Milkweed species have evolved elaborate resistance strategies to fight off caterpillars that eat their leaves. These include hairs on their leaves, heart poisons called cardenolides in their tissues, and milky-white, toxic latex that pours from the plants’ tubes. A caterpillar’s bite into a milkweed leaf leads to a flood of latex that is “like getting a gallon of sticky paint thrown into your face,” said Agrawal.
Some caterpillars, in turn, have adapted by shaving the leaf or cutting a leaf’s veins in a circle and then eating in the middle where the latex doesn’t flow. Also, the monarch caterpillar has become immune to the cardenolides.

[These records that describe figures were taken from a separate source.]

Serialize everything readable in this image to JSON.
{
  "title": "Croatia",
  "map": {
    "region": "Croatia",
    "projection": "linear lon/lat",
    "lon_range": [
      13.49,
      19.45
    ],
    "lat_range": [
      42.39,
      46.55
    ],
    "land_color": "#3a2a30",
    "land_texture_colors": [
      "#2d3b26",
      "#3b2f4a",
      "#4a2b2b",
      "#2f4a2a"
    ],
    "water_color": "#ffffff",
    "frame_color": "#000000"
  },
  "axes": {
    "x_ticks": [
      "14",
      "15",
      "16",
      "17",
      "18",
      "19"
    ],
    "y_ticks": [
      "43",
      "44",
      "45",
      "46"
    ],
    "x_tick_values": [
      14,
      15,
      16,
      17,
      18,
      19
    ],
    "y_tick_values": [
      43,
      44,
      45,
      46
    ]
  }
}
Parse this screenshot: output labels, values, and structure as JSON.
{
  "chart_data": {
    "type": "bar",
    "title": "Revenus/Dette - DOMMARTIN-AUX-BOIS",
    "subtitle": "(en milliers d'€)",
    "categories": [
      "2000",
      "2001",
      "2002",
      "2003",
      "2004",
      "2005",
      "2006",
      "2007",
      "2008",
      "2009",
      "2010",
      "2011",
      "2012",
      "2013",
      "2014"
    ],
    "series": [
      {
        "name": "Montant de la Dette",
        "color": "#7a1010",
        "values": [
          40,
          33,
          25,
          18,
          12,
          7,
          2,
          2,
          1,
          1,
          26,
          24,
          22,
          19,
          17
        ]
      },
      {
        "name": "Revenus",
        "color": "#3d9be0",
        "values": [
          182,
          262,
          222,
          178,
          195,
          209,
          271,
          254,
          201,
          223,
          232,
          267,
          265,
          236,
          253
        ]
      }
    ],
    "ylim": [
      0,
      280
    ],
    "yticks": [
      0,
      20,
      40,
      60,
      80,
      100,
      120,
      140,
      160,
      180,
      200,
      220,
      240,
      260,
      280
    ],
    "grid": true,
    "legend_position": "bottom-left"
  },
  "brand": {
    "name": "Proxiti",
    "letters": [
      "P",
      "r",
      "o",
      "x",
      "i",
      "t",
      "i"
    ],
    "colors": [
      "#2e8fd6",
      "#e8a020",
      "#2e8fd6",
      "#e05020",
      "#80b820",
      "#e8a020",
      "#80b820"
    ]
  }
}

Agrawal and colleague Mark Fishbein, a Portland State University biologist, used DNA sequence data to study 38 species of milkweed. They found that milkweed’s three most important resistance traits (hairs, cardenolides, and latex) had declined in the more recently evolved species compared with the older species. These relative newcomers also demonstrated a greater ability to regrow.
Agrawal was surprised, he said, to find that the newer species plant had become more tolerant rather than more diverse in their defenses. The reason, he speculated, could be that, as its predators have become so specialized, the plant was better off choosing a new defensive tactic that tolerated and outgrew the herbivory damage instead of resisting it. It is unknown whether such strategies have also evolved in animals trying to evade parasites.
The findings address questions about plant evolution, biodiversity, and keystone species and may give plant scientists clues about profitable pest control strategies.